The risks posed by IoT devices regarding Shadow IT will largely be unintentional. People are unlikely to perform work-related tasks using their fitness bracelets. But what happens when dozens or hundreds of people inside your organization show up for work with internet-enabled fitness bracelets that continually phone home? If these devices are allowed to connect to your corporate network without proper safeguards in place, your attack surface is now much bigger than it was. Not only that, but you now have dozens or hundreds of insecure points of access into your network. Remember the smart thermostat example above?
A study by helpsecurity.com, published in 2020, analyzed over 5 million IoT, IoMT (Internet of Medical Things), and unmanaged connected devices in the healthcare, retail, and manufacturing industries. Researchers uncovered a massive number of vulnerabilities, risks, and poor security practices around a very diverse set of devices.
Here are a few stats from the report:
- 5 to 19% of IoT devices were running unsupported legacy operating systems.
- 51% of network administrators were not aware of the smart devices that are connected to their network.
- 75% of healthcare deployments had VLAN violations, where medical devices were sharing the same VLAN as non-medical devices
- 86% of healthcare deployments included more than ten FDA recalled devices.
- 95% of healthcare networks integrated Amazon Alexa and Echo devices alongside hospital surveillance equipment.
Mitigation
Aside from not repeating the mistakes listed above, organizations should not allow unknown devices to connect to their critical networks. Though not airtight, MAC address filtering can help keep unauthorized devices off protected networks. Organizations that wish to provide a guest network for outsiders should make sure that the guest network is segmented and cannot access any internal networks and resources.
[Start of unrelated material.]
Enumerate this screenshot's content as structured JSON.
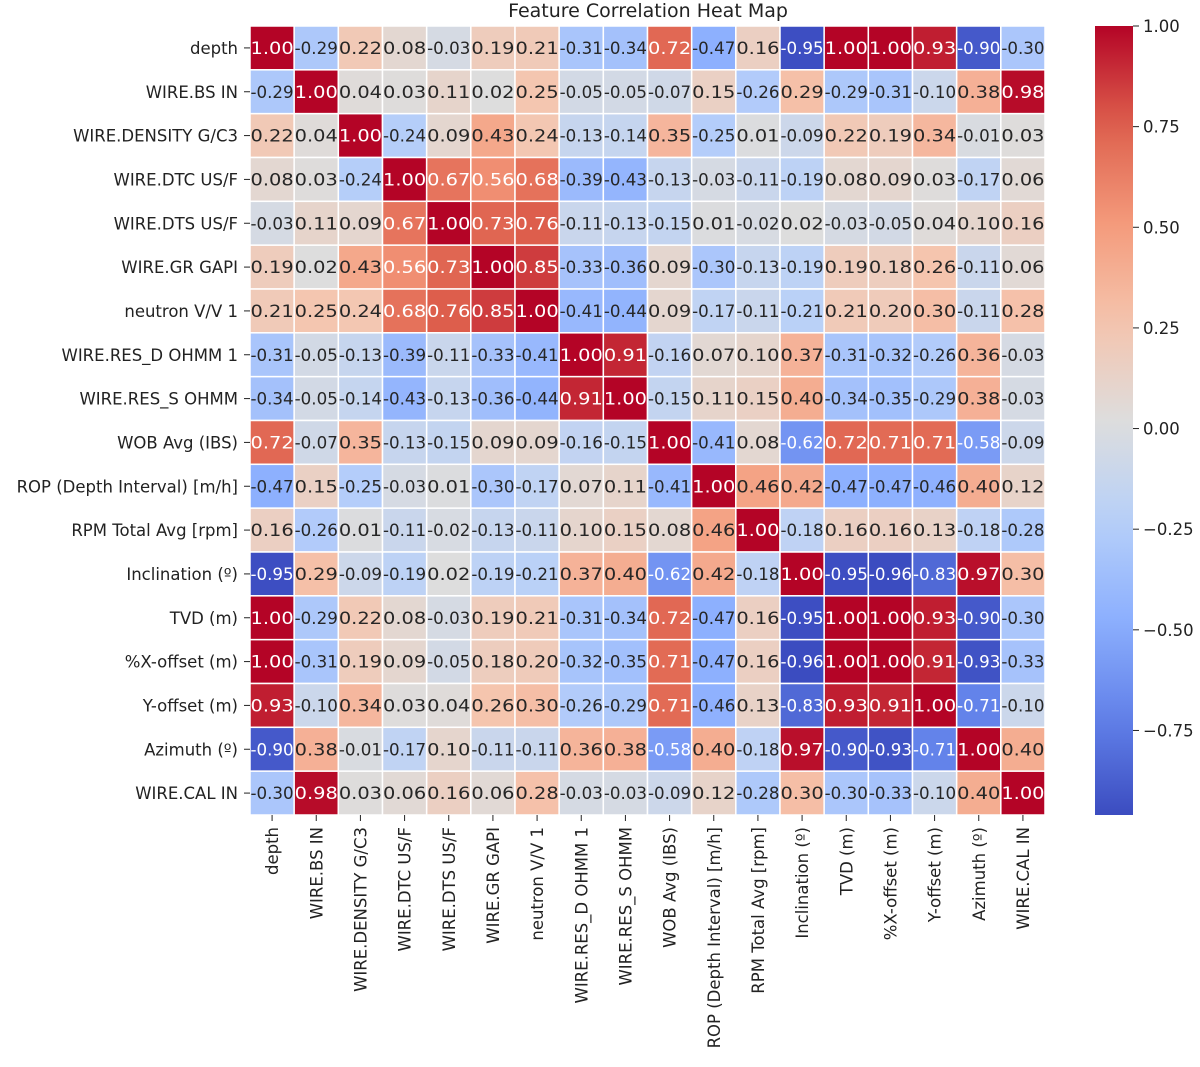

You should also have an explicit policy regarding IoT devices so that your workforce is aware of the risks of IoT devices to the organization. Mindfulness will always be your best ally. Another thing IT departments can do is put an automated asset management tool in place. That way, IT can scan for unauthorized devices (as well as software and services) transiting over your network.
Wrap up
So those are the top five IoT threats. Of course, there are more than five threats related to IoT devices – these are just the most common ones. But I think that there’s one inescapable fact that ties all of these risks together, and that’s the fact that IoT devices tend to be low-grade computing devices that are inherently insecure. While you can take measures to mitigate these risks, it’s a bit like saying you can safely play with fire…
The real solution would have to come from the device manufacturers. Manufacturers of IoT devices should put security at the forefront of their design philosophy, rather than it being an afterthought – if they even think about it at all.
So stay safe. And ditch that fitness bracelet – humans have been successfully working out without them for centuries.
I echo your thoughts, Marc. It is indeed true that as IoT devices grow in popularity, the number of threats that come with these devices is growing along with it. The rise of the Internet of Things (IoT) as a primary data contributor in big data applications has posed new data quality constraints, necessitating the creation of an IoT-inclusive data validation ecosystem. In a big data application, standardized data quality methodologies and frameworks are available for data acquired from a range of sources such as data warehouses, weblogs, social media, and so on. Because IoT data is so different from traditional data, the issues of assuring its quality are likewise distinct, necessitating the use of a specially built IoT data testing layer.